3. Improve healthcare recruitment and retention strategies
Hiring tomorrow’s employees isn’t simply about scheduling staff—it’s about building a workplace that employees want to stay in. Here are some high-impact tactics:
- Competitive, transparent compensation
- Education assistance and career ladders, such as specialty certifications and residency programs, along with tuition benefits
- Intelligent and flexible scheduling, along with avoiding forced overtime policies
- Support for wellbeing, such as access to mental health resources, decompression time, and psychologically safe cultures
4. Canceling non-essential services, scaling down elective care
During peak shortages, hospitals and other healthcare facilities can temporarily scale back on some services to preserve patient safety:
- Reduce or shut down elective surgeries
- Shut down low-volume departments
- Consolidate services to where patient safety is most crucial
For this purpose, facilities require clear triage criteria, daily capacity huddles, and transparent communication with patients, payers, and the public to minimize disruptions.
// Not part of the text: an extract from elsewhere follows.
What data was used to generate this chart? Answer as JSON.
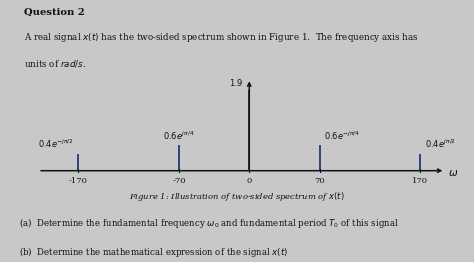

5. Technology and virtual care solutions
A facility might also benefit from other technology-driven solutions, such as:
- AI predictive analytics
- Telehealth and virtual nursing models
- Automation for non-clinical tasks
Facilities need various strategies to ensure quality patient care
Healthcare staffing shortages are complex, but they’re not insurmountable.
The most resilient organizations don’t use one single solution, but instead combine solutions:
- Flexible access to travel nursing and per diem staffing platforms for short-term requirements
- Internal float pools, cross-training, and more intelligent scheduling for operational agility
- Robust recruitment and healthcare staff retention programs for stabilizing the workforce over the long term
However, the hospitals and other facilities that weather the healthcare workforce shortage share one thing in common: They invest in their people, utilize data to match staffing to need, diversify staffing models, and build alliances to preserve access to care.
By employing this multi-pronged approach, hospitals and other facilities aren’t just filling shifts; they are building more resilient, flexible, and safer systems, ensuring you, the patient, receive the high-quality care you deserve.